[Development] QString and related changes for Qt 6

Tue May 12 11:01:45 CEST 2020

Lars Knoll (12 May 2020 09:49) wrote:
> My high level goal for the string classes in Qt 6 was to complete the
> Unicode related changes that we started for Qt 5.0, where we made utf8
> and utf16 the main encodings, and simplify things. I believe it’s
> important to leave the non Unicode world behind us, and offer an as
> consistent cross-platform story here as we can.

+1

> A next step is to change the build system, so that it (by default)
> assumes that source code is encoded in UTF-8. We [already] do set
> compiler flags to ensure this when building Qt itself,

... except on Windows, which we plan to fix; good plan.

> Our string handling classes currently consist of the following
> classes: QByteArray, QString, QStringView, QStringRef, QStringLiteral
> and QLatin1String. The set it too large, inconsistent and needs
> cleaning up:

Indeed, we recently documented which should be used when; doing so made
it clear that we'd be better with fewer of these, if only for the sake
of making it easier to explain !

> * QByteArray’s methods like toUpper() will only handle ASCII
>   characters (they assume Latin1 in Qt5).

We should document that doing even this is under sufferance and we wish
folk would stop using QByteArray for it.  It's an operation that
implicates the semantics of the bytes, so should be done using a class
that believes it knows the semantics of the bytes - which QByteArray
should steadfastly refuse to do.  Aim to remove at Qt 7.

> This would leave us with 4 string-related classes: QByteArray(View)
> and QString(View).

Sounds much better; and clearer.

> One open question is whether we should add a QUtf8String with a
> char8_t. I am not yet convinced that we actually need the class
> though.

How about a QUtf8View, replacing QLatin1String, as the way to pass
single-byte-encoded literals into our string APIs ?  See below.
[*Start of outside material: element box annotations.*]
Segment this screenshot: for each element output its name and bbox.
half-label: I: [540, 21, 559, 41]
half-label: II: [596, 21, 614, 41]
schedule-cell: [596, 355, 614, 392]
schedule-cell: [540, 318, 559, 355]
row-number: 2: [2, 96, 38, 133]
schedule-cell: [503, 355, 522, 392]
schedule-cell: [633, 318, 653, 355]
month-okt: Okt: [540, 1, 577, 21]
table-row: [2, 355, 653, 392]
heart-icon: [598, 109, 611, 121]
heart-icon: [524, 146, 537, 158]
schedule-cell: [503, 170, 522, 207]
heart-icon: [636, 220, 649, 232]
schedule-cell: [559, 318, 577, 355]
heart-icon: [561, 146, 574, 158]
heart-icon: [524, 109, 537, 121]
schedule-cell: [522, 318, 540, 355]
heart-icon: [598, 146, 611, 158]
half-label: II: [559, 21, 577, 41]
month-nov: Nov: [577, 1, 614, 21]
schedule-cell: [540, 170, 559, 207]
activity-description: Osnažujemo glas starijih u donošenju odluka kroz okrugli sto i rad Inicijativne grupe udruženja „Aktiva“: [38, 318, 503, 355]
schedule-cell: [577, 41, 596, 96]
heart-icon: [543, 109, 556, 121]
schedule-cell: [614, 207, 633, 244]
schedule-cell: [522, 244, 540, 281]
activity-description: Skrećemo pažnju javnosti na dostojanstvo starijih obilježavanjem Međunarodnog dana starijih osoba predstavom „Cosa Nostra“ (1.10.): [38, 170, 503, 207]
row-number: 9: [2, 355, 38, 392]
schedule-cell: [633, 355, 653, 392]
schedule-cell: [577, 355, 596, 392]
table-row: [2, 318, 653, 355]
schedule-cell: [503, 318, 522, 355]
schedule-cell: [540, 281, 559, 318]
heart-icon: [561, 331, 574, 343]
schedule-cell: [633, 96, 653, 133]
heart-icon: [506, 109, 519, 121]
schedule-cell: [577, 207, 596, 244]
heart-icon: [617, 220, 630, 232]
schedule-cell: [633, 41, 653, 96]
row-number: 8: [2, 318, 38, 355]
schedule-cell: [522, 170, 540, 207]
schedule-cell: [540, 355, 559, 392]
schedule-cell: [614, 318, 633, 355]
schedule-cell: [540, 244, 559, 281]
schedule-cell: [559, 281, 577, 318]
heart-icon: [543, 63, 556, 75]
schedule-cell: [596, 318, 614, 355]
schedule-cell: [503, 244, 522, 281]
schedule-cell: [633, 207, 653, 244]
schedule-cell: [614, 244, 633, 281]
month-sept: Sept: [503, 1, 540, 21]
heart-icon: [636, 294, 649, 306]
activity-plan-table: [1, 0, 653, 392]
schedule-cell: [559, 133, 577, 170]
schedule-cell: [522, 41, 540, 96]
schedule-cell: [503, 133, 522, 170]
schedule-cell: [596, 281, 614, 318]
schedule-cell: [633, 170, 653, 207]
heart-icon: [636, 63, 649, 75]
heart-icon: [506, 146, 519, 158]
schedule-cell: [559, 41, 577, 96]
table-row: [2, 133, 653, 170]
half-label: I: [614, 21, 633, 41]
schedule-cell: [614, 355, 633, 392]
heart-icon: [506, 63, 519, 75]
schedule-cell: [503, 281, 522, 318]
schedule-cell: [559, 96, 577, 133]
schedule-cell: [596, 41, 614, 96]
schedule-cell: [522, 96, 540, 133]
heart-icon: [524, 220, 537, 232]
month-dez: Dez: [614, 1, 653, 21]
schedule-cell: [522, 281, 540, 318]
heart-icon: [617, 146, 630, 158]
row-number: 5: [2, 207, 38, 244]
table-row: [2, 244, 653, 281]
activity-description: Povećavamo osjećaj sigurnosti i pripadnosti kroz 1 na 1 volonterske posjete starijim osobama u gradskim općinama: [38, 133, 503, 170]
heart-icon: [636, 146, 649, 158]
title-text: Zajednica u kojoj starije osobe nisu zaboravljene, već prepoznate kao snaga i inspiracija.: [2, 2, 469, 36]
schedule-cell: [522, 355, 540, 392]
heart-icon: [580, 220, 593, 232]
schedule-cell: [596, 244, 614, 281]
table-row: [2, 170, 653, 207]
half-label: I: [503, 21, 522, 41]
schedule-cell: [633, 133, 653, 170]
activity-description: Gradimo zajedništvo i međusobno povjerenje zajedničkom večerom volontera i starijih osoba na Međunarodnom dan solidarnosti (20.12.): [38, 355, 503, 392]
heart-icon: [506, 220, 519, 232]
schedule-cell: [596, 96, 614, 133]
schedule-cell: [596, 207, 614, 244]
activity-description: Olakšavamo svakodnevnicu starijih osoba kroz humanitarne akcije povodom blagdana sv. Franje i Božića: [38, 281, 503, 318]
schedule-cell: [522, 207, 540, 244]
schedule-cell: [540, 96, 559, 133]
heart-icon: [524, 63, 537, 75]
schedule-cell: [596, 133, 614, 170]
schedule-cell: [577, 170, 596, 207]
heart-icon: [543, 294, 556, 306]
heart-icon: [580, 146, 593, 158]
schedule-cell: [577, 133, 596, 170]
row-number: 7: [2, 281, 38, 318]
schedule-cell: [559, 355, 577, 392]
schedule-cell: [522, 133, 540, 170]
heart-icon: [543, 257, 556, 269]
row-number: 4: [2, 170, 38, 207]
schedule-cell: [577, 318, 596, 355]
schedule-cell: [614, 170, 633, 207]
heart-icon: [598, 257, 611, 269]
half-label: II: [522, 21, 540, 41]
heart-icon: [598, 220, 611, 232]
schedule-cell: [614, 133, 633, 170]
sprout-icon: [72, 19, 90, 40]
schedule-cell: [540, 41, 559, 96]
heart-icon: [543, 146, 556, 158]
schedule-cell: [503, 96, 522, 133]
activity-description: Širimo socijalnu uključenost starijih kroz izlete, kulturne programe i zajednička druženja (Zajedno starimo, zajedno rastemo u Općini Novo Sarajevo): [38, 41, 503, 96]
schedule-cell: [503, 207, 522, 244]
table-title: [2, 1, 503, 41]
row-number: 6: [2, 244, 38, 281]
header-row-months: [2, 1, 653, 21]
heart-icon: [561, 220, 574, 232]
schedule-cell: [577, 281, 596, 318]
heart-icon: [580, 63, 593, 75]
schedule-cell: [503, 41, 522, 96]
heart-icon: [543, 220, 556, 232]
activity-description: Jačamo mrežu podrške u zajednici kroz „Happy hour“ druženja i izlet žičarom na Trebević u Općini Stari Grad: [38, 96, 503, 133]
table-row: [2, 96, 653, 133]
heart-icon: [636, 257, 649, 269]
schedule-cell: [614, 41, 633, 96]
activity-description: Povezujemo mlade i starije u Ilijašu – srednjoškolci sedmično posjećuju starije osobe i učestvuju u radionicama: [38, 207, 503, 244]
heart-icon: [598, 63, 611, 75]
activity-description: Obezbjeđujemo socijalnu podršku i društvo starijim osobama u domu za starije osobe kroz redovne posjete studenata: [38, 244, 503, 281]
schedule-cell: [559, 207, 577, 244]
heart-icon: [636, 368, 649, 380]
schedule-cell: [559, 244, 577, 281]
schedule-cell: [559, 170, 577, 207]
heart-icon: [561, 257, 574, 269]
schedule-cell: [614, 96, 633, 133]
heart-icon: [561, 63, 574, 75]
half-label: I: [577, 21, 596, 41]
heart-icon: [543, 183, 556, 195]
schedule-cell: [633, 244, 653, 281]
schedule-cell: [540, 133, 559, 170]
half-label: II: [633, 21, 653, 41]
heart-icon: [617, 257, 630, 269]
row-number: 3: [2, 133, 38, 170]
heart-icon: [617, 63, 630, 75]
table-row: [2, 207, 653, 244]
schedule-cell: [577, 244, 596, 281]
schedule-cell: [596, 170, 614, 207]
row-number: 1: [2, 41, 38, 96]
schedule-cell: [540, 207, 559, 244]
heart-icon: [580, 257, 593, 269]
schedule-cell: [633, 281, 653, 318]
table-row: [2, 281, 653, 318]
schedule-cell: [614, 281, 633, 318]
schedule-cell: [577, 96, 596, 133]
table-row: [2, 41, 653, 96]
> The next question is what we do with our API methods. Currently we
> have many places where we have three to 4 overloads for the same
> methods (taking a QString, a QStringView, a QStringRef and a
> QLatin1String). We can’t have 4 overloads for each method in all of
> Qt, so we need to restrict overloads to the places where it is
> required. IMO this is mainly the string related classes
> themselves. And even there we can probably cut down on the number of
> overloads.

I largely agree, with the exception of: supporting an 8-bit string view
type for comparisons (including startsWith(), find()/indexOf() and
similar) can save client code a factor of two on the size of many string
literals.  I'm fine with limiting its use to the QString(View) API,
though.  So QUtf8View would replace QLatin1String as that 8-bit view
type, with a much more limited scope.

While we can simply ask folk to stick a u on the front of their strings,
doubling the size of each, it would be a kindness to those with lots of
string literals to allow them to use u8 instead and avoid that doubling.
Meanwhile, the many situations where data from an outside source arrives
in UTF-8 make a case for providing a view type that can wrap such data
and make it "presentable" for interaction with QString(View), tagged
with the right semantics (i.e. the knowledge that it's UTF-8) in the
type system.

	Eddy.